A smile widens across her face. “Seeing isn’t always believing. How ‘bout this…when we get back to the hotel, we’ll put on the purple dress and take a selfie from the shoulders down.” She winks at me. “Then you can choose which one is you and which is me.”
I shrug. “Sure. Why not.” I think to myself let it be over. Just let it be over.
We round the curve and for a moment there it is… the ocean, the sky, in all their natural oneness spread across the windshield. I reach for it and I’m distracted by a contrasting glow of red and flashing yellow directly in front of me, our car rolling toward it. We move closer to it fast, a glint of metal and headlights. Through the oncoming windshield a head of black hair leans across the driver, a camera out the window. Their windshield flashes as the photo snaps off. I never see the driver’s face; never know if he sees us heading straight toward him, the blurry red and flashing yellow shifting into focus by the second.
Left! Turn Left! We swerve toward a streak of white, a bus, its horn blaring. Faces contort in fear, press against the bus windows, and watch in horror.
My eyes widen. My skin expands, hardens. We jerk right toward the steep drop into the blue oneness. My heart falls into my stomach, then falls from my body out of the car. I feel it bleed between my legs, feel it leak down through the pavement and back into the earth below. Lightheaded and dizzy, my mind refuses to believe what is happening.
The guardrail will stop us. It has to. The car accelerates. Metal shrieks as it crumples and glass shatters. My body thrust forward. A powerful white gust suspends my upper body. The road disappears. Tires leave the pavement.
Dizzy in dissociation, I view my body inside the car from a great distance above the car. Somehow, I believe I am able to press myself through the seat, step out through the back of the car, and back onto the pavement. And once on my feet, I can pull the car back. I can save us, all of us.
Heaved into the air, floating seeds from a maple tree, single winged insects twirling in the wind as we fall.
I’m a racing heart.
A pair of fists.
Paralyzed inside the car, I witness our falling from outside the action of falling.
A single thought over and over in my mind. I love you; I love you; I love you.
Folded deeper within the jungle green, weightless, we fall into the biting foliage, now more deeply green, more precisely textured and more jaggedly shaded. The green slices through the car, ever deeper into my skin. I try to lift my arms to shield my face, They are unresponsive, heavy, and seem far away from me. Unable to move, my body turns hot, weighted in pain. I love you; I love you; I love you. The car fills with the warm scent of cherry tobacco and fermenting wood. I close my eyes to the perturbing green and remember.
Stage 1 - Initial Decay: Cells self-digest
Something is always happening, but when it happens, people don't always see it, or understand it... or accept it.
Nicholas Kazan
I am invited to forget myself on purpose.

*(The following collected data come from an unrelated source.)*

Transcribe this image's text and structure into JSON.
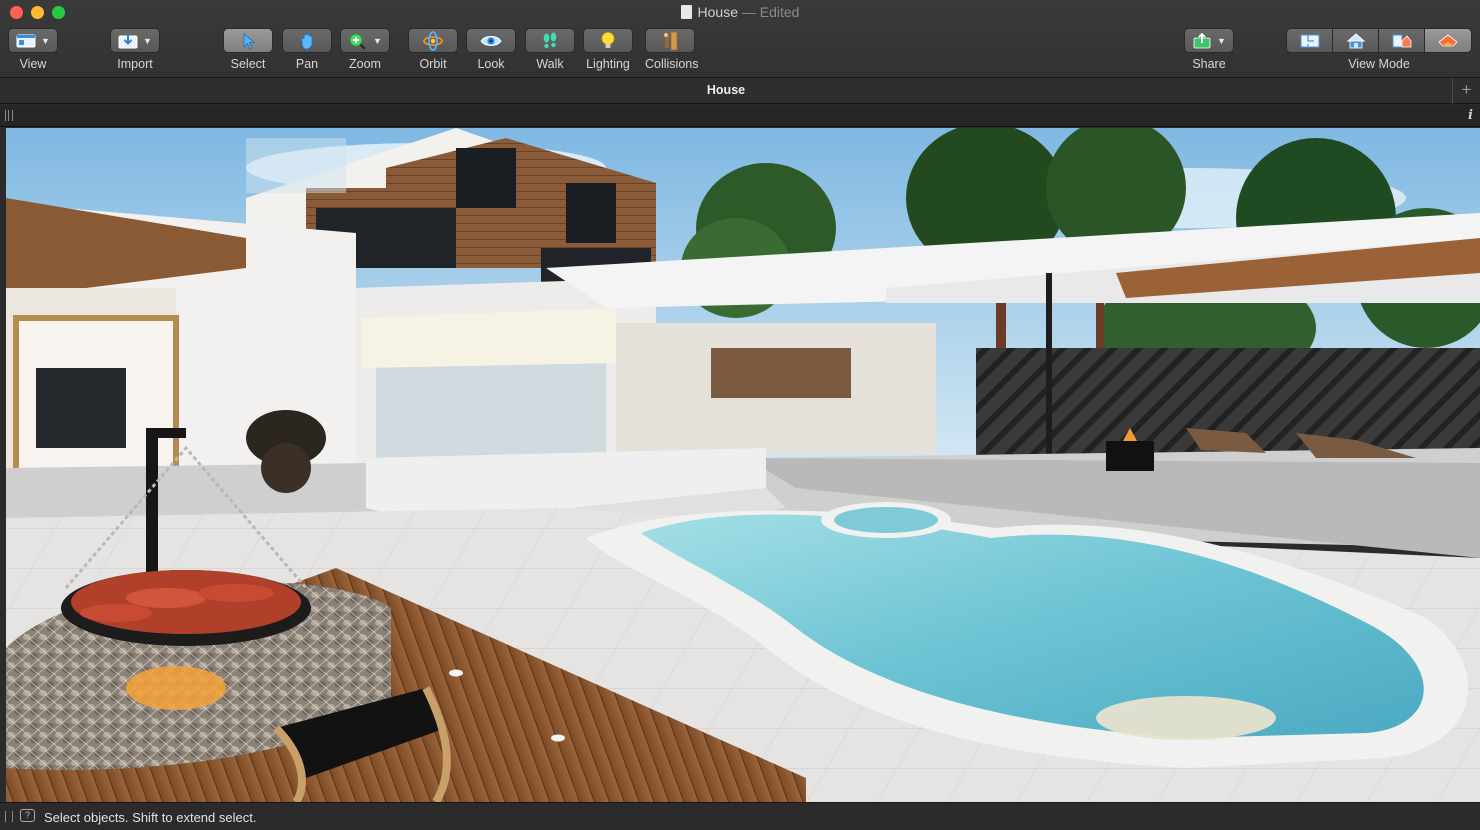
{
  "window": {
    "title": "House",
    "edited_suffix": "— Edited"
  },
  "toolbar": {
    "view": "View",
    "import": "Import",
    "select": "Select",
    "pan": "Pan",
    "zoom": "Zoom",
    "orbit": "Orbit",
    "look": "Look",
    "walk": "Walk",
    "lighting": "Lighting",
    "collisions": "Collisions",
    "share": "Share",
    "view_mode": "View Mode",
    "active_tool": "Select",
    "active_view_mode": "3D"
  },
  "tabbar": {
    "title": "House",
    "add": "+"
  },
  "infobar": {
    "info": "i"
  },
  "status": {
    "help": "?",
    "message": "Select objects. Shift to extend select."
  },
  "colors": {
    "accent_select": "#4fb3ff",
    "pool_water": "#7cc9d6",
    "deck_wood": "#8b5a33",
    "sky": "#8fc4e8"
  }
}
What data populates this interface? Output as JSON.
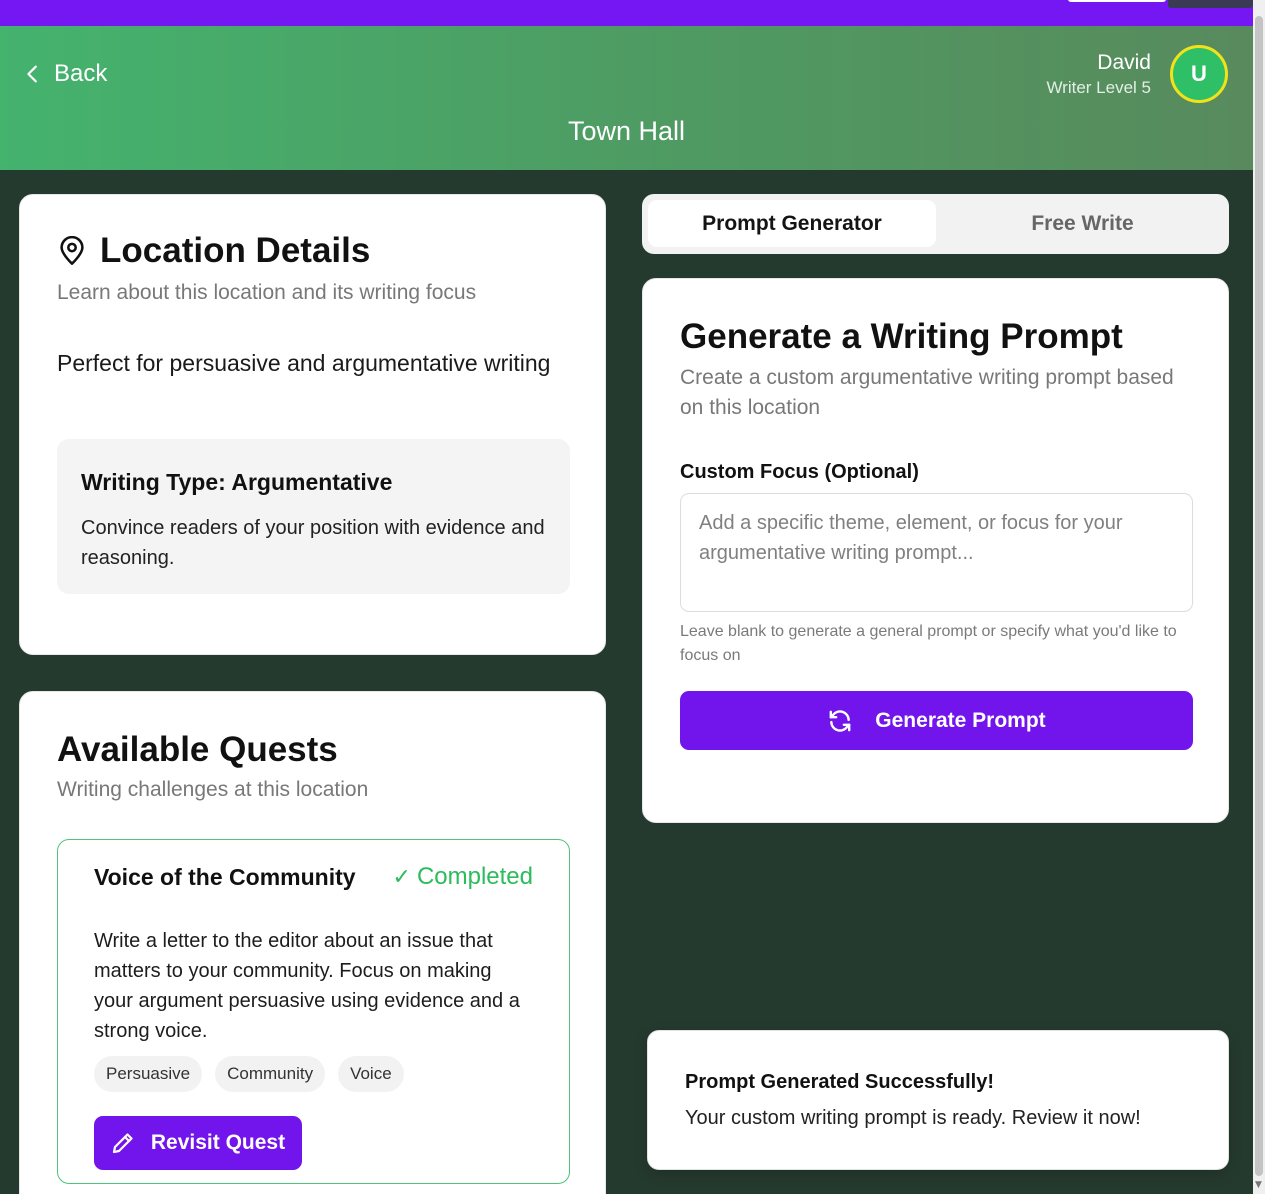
{
  "header": {
    "back_label": "Back",
    "page_title": "Town Hall",
    "user_name": "David",
    "user_level": "Writer Level 5",
    "avatar_initial": "U"
  },
  "location": {
    "title": "Location Details",
    "subtitle": "Learn about this location and its writing focus",
    "description": "Perfect for persuasive and argumentative writing",
    "writing_type_title": "Writing Type: Argumentative",
    "writing_type_description": "Convince readers of your position with evidence and reasoning."
  },
  "quests": {
    "title": "Available Quests",
    "subtitle": "Writing challenges at this location",
    "items": [
      {
        "name": "Voice of the Community",
        "status_icon": "✓",
        "status": "Completed",
        "description": "Write a letter to the editor about an issue that matters to your community. Focus on making your argument persuasive using evidence and a strong voice.",
        "tags": [
          "Persuasive",
          "Community",
          "Voice"
        ],
        "button_label": "Revisit Quest"
      }
    ]
  },
  "tabs": [
    {
      "label": "Prompt Generator",
      "active": true
    },
    {
      "label": "Free Write",
      "active": false
    }
  ],
  "prompt": {
    "title": "Generate a Writing Prompt",
    "subtitle": "Create a custom argumentative writing prompt based on this location",
    "field_label": "Custom Focus (Optional)",
    "field_value": "",
    "field_placeholder": "Add a specific theme, element, or focus for your argumentative writing prompt...",
    "hint": "Leave blank to generate a general prompt or specify what you'd like to focus on",
    "button_label": "Generate Prompt"
  },
  "toast": {
    "title": "Prompt Generated Successfully!",
    "message": "Your custom writing prompt is ready. Review it now!"
  },
  "colors": {
    "topbar": "#7417f2",
    "header_start": "#44b36e",
    "header_end": "#588a5d",
    "background": "#253a2f",
    "primary_button": "#7215ec",
    "completed": "#2dbb5d",
    "avatar_ring": "#f2e21a"
  },
  "icons": [
    "chevron-left-icon",
    "map-pin-icon",
    "check-icon",
    "pencil-icon",
    "refresh-icon"
  ]
}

My mind is haunted. Raised on after school TV, Saturday morning cartoons, evenings of Adam – 12, Emergency!, and my favorite, Space 1999. Their flat moralism devoid of touch, taste, and scent patterned a black and white world. Dualistic. My head filled with 4X4 square fantasies in chunks of 60 minutes where I always know the exact right thing to say at the exact right time. A world where I change lives. Where I am loved.
My mind, its haunted. Created and recreated death. A sudden illness. Eyes closed, I listen to the ventilator. The compressed air pushed in. Then air draw out, inhale and exhale. The sound of the ground made hallow. Gage from Emergency screams, Lactated Ringers! His partner, Desoto, pops open a syringe and plunges it into my heart. My lungs harden from the echoed air’s push and pull. Then a sharp pain as my chest expands, brakes open, and I watch my heart fall further and further away. I flat line. I love you; I love you; I love you.
Its haunted, my mind. Over and over, I work and rework the scene never able to find its end. Unperfecting words handwritten on cards express a deep punctuationless love etched across empty 2X2 whiteness. Love you lots Get better soon Cardinals in long red robes circle my bed and chant. Their echoed churr, churr, churr flutter around my bed. Their red robes shrink into feathers. They fly high above deaths crisp white linen bleach scented room.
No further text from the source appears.